Trajenta is licensed for adults with T2DM:
– as monotherapy in patients inadequately controlled by diet and exercise alone and for whom metformin is inappropriate due to intolerance, or contraindicated due to renal impairment;
– in combination with metformin when diet and exercise plus metformin alone do not provide adequate glycaemic control; and
– in combination with a sulphonylurea and metformin when diet and exercise plus dual therapy with these medicinal products do not provide adequate glycaemic control.

Professor Anthony Barnett, consultant physician and emeritus professor of medicine, Heart of England NHS Foundation Trust and University of Birmingham, described the UK launch of Trajenta as “an important advance.”

“Linagliptin offers the benefits of the DPP-4 inhibitor class with good tolerability, weight neutrality and low risk of hypoglycaemia and the additional advantage of health professionals being able to prescribe without dose adjustment irrespective of the patient’s renal function. Renal impairment is common in people with type to diabetes so this latter point is extremely important,” he said.

In clinical trials involving over 4,000 patients, linagliptin delivered significant glycated hemoglobin (HbA1C) reductions compared to placebo and was generally well-tolerated. A mean HbA1c reduction from baseline of 0.7% was sustained over 102 weeks as add-on to metformin and a sulphonylurea.

“From a medicines management perspective, a treatment that is found in studies to be generally well-tolerated and can be prescribed regardless of a patient’s kidney function offers healthcare professionals a valuable new choice in the management of diabetes,” added Alia Gilani, a Glasgow pharmacist with a special interest in diabetes.

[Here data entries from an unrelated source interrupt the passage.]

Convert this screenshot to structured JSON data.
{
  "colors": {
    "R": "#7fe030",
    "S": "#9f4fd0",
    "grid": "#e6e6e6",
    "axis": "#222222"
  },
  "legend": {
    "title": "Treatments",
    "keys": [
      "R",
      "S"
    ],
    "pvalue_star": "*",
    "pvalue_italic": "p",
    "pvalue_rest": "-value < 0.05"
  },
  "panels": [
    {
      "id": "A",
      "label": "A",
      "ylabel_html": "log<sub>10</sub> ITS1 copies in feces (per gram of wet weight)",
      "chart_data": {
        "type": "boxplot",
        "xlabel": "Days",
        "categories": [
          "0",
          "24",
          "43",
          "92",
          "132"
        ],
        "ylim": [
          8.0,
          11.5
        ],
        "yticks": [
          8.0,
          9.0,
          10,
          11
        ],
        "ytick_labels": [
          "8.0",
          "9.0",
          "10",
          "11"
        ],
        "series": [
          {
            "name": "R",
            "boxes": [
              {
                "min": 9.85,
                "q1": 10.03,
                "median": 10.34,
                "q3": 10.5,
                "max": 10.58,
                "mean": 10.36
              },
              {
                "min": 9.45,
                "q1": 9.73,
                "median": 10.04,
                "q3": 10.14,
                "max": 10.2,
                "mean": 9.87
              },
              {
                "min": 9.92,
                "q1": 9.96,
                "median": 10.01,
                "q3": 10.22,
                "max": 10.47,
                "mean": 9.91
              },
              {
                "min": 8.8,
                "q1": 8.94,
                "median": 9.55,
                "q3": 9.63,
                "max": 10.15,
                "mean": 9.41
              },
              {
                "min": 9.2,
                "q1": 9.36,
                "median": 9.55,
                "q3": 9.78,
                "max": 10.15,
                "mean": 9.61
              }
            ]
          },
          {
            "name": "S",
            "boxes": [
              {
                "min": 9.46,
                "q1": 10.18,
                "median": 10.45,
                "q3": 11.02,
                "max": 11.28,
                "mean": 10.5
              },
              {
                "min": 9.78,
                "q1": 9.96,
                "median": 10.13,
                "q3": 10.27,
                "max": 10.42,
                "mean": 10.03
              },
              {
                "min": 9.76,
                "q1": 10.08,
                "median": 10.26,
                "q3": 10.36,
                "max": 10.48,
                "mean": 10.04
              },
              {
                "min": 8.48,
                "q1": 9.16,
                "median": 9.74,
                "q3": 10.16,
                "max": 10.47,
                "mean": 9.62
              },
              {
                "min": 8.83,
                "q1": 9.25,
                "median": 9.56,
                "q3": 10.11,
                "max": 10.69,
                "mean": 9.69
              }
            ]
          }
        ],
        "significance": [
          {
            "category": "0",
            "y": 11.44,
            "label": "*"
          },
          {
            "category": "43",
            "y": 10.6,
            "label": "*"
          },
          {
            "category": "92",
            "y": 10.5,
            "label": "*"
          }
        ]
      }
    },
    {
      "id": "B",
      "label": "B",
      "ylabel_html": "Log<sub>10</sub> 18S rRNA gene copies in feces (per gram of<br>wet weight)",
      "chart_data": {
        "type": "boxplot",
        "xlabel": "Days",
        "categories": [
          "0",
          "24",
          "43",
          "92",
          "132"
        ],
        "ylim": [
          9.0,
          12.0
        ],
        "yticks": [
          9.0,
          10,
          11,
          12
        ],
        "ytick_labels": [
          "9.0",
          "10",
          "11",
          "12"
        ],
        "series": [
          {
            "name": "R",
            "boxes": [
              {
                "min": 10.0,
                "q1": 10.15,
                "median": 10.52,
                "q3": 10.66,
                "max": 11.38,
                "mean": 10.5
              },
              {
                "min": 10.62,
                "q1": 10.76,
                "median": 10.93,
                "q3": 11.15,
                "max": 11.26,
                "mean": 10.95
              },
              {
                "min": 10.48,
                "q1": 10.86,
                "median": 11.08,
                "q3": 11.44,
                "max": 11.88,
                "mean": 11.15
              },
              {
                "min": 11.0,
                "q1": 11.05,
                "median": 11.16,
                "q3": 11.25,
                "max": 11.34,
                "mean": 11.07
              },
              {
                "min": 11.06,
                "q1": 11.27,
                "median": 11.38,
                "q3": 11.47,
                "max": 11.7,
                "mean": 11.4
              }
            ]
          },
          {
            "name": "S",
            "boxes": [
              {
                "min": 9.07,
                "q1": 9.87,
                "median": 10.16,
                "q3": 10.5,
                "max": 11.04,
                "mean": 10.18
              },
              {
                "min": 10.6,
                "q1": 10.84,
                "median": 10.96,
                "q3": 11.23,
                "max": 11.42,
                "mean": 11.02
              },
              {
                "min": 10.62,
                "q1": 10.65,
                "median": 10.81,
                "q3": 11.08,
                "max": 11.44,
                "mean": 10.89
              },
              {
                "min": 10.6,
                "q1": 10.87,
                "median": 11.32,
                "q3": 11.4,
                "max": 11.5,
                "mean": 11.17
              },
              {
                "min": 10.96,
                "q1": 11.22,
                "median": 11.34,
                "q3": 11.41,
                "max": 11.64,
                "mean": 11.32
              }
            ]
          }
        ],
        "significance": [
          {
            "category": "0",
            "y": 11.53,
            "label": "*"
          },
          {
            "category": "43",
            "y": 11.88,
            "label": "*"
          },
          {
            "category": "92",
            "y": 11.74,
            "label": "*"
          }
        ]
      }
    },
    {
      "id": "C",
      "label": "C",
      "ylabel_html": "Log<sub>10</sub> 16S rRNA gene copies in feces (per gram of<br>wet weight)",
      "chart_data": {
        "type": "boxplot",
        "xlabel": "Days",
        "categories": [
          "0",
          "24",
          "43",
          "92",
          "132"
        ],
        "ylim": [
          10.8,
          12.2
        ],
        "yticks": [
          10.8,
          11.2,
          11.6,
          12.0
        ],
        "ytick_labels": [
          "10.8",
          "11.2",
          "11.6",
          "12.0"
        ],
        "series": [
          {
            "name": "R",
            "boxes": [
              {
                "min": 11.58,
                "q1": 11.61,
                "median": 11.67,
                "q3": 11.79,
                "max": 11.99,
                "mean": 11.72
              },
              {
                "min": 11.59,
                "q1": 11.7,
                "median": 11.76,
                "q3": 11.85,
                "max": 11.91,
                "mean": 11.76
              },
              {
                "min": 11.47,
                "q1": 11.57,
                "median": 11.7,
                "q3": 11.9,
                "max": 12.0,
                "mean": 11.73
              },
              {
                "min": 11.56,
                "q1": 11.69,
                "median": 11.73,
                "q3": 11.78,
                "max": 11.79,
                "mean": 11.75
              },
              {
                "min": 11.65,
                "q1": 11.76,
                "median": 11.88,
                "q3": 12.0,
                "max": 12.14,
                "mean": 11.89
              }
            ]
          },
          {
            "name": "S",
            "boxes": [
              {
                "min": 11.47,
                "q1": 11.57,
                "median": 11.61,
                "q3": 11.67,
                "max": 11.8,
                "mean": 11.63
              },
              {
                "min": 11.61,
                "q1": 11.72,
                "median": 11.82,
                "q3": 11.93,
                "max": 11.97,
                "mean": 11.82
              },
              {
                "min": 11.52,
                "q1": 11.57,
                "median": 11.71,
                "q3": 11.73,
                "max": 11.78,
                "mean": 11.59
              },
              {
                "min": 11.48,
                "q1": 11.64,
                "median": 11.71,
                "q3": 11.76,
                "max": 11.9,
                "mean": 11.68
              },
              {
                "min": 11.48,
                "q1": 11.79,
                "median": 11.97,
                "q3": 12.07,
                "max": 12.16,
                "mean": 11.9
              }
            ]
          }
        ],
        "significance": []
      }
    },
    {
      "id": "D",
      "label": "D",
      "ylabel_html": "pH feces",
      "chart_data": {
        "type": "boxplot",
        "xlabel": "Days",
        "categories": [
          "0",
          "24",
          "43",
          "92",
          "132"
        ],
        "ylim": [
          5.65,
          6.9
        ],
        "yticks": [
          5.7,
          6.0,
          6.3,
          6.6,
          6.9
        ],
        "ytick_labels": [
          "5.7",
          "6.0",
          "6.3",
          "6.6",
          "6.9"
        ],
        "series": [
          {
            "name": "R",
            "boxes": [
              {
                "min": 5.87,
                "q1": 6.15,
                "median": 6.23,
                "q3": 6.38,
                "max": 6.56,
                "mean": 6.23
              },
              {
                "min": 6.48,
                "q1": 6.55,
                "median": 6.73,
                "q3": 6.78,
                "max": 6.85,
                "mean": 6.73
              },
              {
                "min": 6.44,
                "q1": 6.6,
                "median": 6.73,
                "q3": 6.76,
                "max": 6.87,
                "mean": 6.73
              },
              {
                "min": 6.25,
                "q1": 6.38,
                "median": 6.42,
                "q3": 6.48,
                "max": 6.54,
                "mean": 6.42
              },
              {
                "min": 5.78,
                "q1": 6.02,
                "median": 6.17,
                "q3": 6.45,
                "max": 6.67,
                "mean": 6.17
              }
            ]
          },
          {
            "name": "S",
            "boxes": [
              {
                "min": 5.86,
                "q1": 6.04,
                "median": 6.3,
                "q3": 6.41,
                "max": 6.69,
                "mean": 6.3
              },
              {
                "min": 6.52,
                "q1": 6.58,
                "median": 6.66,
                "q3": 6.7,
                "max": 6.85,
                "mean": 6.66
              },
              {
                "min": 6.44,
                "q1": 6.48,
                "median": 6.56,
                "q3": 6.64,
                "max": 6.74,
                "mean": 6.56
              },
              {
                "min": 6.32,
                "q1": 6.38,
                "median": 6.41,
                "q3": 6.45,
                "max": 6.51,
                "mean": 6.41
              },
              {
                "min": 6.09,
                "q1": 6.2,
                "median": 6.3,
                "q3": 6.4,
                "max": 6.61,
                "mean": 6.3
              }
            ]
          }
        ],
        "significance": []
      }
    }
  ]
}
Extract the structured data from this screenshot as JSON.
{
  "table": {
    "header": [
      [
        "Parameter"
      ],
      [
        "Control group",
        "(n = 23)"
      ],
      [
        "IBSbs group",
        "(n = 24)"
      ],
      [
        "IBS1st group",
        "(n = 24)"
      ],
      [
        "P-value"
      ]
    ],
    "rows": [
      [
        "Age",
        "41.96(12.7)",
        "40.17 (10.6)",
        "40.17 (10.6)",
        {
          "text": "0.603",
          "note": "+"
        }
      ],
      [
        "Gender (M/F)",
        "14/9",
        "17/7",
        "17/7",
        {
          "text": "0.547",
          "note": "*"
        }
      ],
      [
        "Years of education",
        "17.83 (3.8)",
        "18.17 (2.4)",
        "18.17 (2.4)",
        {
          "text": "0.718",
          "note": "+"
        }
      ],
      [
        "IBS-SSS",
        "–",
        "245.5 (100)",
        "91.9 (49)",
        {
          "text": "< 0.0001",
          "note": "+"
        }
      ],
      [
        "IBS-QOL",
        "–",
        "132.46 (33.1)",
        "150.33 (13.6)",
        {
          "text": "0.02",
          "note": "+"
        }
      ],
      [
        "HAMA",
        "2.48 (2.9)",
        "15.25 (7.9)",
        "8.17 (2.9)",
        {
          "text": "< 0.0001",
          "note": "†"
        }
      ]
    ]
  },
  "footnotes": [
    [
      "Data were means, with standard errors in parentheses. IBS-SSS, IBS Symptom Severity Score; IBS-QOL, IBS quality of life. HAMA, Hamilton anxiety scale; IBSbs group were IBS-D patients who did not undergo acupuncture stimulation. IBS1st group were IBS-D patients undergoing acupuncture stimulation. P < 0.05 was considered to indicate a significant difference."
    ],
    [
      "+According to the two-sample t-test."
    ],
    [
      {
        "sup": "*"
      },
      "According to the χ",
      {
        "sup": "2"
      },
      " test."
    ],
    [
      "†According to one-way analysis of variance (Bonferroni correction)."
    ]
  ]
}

– New epidemiological research investigating T2DM prescribing trends in people with and without renal impairment reveals wide variations that may, say the authors, indicate a lack of therapeutic choice for renally-impaired patients.

The STARDUST (Study of the Treatment and Prevalence of Renal Disease in UK Diabetes Mellitus Type 2 Patients), which was presented at the annual meeting of the European Association for the Study of Diabetes (EASD) in Portugal this month, found that 76% of eligible patients had renal impairment and that such patients were more likely to receive prescriptions of glucose-lowering treatments than patients without impairment.

The data showed that, contradictory to guidance from the National Institute for Health and Clinical Excellence (NICE), metformin prescribing remains common in T2DM patients with moderate and severe renal impairment, and that metformin prescribing rates in patients with renal impairment were higher compared to patients without renal impairment.

Sulphonylurea and insulin prescriptions were also found to be more common in patients with renal impairment and that, given similar duration of diabetes, prescriptions of insulin were two and a half times more common in patients with renal impairment versus the comparator arm.